Portanto, “as expectativas da mulher aymara para obter apoio na defesa de seus direitos pessoais na comunidade são existentes, ainda mais porque a comunidade expulsou os tribunais ordinários e administra justiça diretamente”, afirmou.

Além disso, a falta de instrumentos e conhecimentos jurídicos básicos impossibilitam uma boa aplicação da justiça comunitária, disse à IPS o responsável pela Defensoria da Infância e Adolescência em Calamarca, Santos Mamani.
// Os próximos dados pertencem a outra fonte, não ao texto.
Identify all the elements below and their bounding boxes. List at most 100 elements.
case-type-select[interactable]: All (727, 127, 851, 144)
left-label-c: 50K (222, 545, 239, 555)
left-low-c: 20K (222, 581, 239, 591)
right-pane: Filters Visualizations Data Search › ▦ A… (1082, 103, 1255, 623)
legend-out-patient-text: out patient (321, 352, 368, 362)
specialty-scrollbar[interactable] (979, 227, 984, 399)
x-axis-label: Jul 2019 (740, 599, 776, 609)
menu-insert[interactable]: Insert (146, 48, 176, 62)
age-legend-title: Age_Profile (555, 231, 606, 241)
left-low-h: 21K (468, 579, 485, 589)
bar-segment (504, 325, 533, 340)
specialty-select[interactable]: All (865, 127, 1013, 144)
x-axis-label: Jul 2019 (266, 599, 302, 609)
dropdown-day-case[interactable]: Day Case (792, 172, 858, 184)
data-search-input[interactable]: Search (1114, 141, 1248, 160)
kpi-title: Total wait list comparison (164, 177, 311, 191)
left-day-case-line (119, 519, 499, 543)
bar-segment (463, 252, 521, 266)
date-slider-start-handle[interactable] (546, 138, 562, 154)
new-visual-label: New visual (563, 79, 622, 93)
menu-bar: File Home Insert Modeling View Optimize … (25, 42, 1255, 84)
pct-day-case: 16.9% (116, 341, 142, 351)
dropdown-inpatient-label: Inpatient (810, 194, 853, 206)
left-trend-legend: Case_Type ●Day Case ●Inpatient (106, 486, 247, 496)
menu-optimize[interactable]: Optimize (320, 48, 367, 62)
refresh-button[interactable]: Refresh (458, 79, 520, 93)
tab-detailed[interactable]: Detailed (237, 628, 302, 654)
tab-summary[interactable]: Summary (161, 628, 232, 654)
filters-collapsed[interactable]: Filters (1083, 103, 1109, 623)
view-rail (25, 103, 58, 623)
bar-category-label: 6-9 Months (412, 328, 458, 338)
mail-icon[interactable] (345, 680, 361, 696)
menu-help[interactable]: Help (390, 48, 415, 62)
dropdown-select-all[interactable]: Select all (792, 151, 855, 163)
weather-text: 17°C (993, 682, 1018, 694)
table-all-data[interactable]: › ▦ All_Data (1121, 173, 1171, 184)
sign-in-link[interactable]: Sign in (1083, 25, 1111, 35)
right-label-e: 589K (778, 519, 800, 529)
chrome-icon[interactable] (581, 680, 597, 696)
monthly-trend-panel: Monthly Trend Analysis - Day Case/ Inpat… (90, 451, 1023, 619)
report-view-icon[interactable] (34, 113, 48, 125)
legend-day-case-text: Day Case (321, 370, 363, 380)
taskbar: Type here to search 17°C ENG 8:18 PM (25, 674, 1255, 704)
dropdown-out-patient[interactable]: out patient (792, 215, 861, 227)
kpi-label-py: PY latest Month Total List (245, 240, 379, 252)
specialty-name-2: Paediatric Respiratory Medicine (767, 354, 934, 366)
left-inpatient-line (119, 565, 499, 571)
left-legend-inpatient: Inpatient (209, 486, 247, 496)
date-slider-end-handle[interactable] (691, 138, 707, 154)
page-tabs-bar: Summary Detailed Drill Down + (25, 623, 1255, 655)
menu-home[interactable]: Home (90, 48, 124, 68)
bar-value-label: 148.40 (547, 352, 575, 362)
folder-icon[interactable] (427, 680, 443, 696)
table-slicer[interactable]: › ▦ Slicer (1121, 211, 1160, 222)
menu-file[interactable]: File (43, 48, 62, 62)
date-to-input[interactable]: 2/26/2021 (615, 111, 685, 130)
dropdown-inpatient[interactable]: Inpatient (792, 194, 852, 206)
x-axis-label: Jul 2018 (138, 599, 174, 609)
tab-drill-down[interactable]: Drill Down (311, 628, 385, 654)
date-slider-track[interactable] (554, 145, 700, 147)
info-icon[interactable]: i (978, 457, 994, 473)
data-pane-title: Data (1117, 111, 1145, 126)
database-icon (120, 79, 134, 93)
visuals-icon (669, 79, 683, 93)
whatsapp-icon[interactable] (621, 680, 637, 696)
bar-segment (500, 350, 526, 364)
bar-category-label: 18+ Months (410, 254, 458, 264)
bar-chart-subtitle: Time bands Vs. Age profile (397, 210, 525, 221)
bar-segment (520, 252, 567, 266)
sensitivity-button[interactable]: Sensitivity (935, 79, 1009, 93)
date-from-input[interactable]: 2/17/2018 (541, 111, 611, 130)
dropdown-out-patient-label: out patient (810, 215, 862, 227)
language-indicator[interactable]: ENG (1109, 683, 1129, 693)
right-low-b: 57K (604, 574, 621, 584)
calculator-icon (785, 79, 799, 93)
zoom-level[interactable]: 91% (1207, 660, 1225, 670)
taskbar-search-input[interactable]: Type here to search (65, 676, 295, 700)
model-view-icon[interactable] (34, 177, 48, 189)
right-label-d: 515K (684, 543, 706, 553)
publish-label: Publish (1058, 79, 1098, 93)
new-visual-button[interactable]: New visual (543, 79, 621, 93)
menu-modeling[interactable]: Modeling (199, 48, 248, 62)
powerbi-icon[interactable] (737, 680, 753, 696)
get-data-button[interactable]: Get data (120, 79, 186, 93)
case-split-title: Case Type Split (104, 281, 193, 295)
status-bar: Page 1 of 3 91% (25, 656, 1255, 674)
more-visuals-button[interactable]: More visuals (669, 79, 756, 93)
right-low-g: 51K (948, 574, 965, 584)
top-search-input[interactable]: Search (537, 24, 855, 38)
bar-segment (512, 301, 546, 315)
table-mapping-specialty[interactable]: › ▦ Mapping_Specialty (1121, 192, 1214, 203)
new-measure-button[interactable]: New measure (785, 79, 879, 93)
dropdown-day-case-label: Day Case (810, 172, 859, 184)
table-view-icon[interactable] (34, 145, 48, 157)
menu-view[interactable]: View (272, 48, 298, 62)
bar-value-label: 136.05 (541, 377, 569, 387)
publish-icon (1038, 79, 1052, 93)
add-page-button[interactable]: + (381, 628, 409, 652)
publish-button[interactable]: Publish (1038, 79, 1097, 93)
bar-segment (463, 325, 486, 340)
De fato, este defensor viu-se forçado por vários vazios existentes a assumir tarefas como conciliação familiar de juiz de paz, enquanto tenta contornar o desconhecimento sobre os direitos da mulher com cursos especiais de capacitação e sensibilização.
Mamani atende em seu escritório municipal casos de Calamarca e de remotas comunidades do município, que em sua maioria se referem a problemas matrimoniais e familiares e abandono dos filhos.

O estudo conclui que na maioria das comunidades os depoimentos mostraram que o papel da mulher “é, antes de tudo, ser acompanhante de seu par masculino como um ornamento simbólico que legitima o discurso de paridade, mas sem que o assuma com forma alternativa de organização política”

Por Envolverde.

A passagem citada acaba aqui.